O poema como última trincheira
como um aceno de luz, uma bandeira
quebrada aos pés

O poema no último
momento
antes da gravata e o juramento

O poema no último trem
na plataforma escura
(dentro, teu coração
pede alguma coisa
e tens apenas um papel dobrado
e uma caneta)

O poema um dia antes
do teu desmaiar
entre a tormenta

Sentado, escreves,
teu último desejo
enquanto o coração é jogado
fora da janela
como um copo de plástico

RETORNO - 1. Poema do livro No Mar, Veremos (Editora Globo, 2001). 2. Imagem desta edição: cena do filme Brief Encounter, de David Lean.

EXTRA: CRÍTICA LITERÁRIA SURTADA

Manuel Bandeira, sabe o que é?

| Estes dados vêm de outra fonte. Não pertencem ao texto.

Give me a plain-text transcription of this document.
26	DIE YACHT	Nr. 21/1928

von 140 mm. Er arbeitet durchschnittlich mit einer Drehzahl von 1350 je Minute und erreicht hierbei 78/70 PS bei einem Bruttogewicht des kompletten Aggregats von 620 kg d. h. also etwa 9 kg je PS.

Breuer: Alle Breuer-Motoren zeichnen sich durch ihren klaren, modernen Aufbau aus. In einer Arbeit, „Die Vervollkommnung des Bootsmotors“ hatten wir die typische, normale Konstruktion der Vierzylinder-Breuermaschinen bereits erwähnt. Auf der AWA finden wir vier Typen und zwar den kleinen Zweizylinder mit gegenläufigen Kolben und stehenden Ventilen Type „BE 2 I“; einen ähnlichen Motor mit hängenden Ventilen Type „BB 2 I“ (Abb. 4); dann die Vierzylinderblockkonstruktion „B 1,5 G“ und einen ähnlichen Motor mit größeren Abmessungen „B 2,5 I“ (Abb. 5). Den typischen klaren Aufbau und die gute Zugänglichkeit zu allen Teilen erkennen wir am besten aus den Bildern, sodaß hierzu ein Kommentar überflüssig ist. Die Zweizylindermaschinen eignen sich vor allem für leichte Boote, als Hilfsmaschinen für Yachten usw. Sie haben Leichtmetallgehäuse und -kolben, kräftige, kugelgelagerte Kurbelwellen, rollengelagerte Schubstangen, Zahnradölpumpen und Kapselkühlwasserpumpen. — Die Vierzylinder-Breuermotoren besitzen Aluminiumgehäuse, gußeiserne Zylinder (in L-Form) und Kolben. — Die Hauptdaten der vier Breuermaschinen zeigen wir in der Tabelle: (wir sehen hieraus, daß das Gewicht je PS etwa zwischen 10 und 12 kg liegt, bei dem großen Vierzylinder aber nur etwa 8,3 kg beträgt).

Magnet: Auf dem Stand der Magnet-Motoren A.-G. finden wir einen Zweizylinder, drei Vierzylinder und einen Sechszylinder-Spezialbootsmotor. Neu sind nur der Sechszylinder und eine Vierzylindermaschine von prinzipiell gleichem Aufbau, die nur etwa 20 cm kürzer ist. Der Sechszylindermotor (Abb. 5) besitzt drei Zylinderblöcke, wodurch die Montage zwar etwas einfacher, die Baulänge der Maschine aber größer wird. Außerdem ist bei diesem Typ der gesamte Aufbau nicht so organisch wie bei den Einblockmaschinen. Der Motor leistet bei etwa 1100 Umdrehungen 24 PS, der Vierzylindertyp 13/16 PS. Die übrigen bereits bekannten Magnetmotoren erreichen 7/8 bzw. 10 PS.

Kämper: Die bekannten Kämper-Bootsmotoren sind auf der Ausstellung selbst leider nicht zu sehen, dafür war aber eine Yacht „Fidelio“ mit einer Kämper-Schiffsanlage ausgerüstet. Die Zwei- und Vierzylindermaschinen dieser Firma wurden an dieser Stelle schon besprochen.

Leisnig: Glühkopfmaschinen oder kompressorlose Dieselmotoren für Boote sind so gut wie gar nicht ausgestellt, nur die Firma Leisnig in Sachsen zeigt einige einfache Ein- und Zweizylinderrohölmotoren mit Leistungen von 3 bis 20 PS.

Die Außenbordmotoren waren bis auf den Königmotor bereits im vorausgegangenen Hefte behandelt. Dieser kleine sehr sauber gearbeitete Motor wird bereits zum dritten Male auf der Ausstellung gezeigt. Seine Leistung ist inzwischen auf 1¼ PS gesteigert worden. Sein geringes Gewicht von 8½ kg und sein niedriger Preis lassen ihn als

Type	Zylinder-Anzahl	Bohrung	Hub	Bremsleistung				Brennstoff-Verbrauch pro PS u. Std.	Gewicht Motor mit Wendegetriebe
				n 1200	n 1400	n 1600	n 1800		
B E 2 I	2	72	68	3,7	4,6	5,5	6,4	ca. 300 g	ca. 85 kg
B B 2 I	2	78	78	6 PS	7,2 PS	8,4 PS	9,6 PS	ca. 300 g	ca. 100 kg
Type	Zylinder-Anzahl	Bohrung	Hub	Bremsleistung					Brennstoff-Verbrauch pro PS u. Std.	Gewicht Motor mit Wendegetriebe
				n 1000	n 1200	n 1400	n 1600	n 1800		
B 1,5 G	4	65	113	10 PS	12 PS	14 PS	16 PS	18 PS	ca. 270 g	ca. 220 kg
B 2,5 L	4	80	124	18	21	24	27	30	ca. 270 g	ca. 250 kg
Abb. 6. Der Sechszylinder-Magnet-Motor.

Segundo Naomi Jaffe, em texto na Ilustrada deste sábado na Folha, trata-se de “nosso maior poeta menor”. A explicação é ainda melhor do que a definição: “ Bandeira, o autor homenageado da 7º Flip, é menor - menor porque seu corte, sua entrada na vida, é feito por portinholas, e porque sua palavra vem do húmus, da terra da língua.”

Acho fantástico o Manuel Bandeira ser considerado "menor", entrando na vida por portinholas e, tão elegante e civilizado, tão rompedor de paradigmas poéticos, ter sua palavra vinda do húmus, da terra da língua. Da lama, se entendi bem. Iria sujar o terno de linho branco! O poeta era um mestre do deboche, um gênio lírico, um monstro no domínio da linguagem falada ou culta, entre muitas outras coisas. Jamais poderá menor, a não ser que seja visto pela idiotia bem posta.

Acho que os críticos enfim surtaram de vez. Em outro artigo da mesma edição, Antonio Cícero pontua um monte de insights definitivos com muletas variadas que seriam erradicadas no mais simplório copy, como de fato, na verdade, no fundo, com isso, uma vez que. Sem falar em construções verbais horrendas, como a que abre o texto: “É comum o pressuposto de que.”

Um troço tosco desses precisa de muita falsa erudição para se afirmar, como o anacronismo, pois o articulista levanta a hipótese de que a autonomia da arte seria vista como um fenômeno moderno. Na-na-não, avisa, os antigos também tinham essa percepção. Ora, cate-se.

O defecho do artigo é soberbo: “Se, como diz Goethe, os gregos sonharam mais esplendidamente o sonho da vida é porque - agora sou eu que o digo - sonharam sonhos de poetas e não de profetas, pastores ou sacerdotes.” Agora é ele que o diz! É isso que dá incensar alguém que se instaura como o inteletual da poesia, se transforma em pauta obrigatória de caderninhos culturais, e acaba por ocupar vasto espaço para pontificar sobre a coisa como um todo. Vira uma espécie de Goethe de ocasião.

Como ninguém fala nada, eles vão escrevendo essas coisas. É como a roupa invisível do rei. Qualquer criança sabe que os alfaiates espertalhões, que nada sabem, enganam todo mundo com firulas.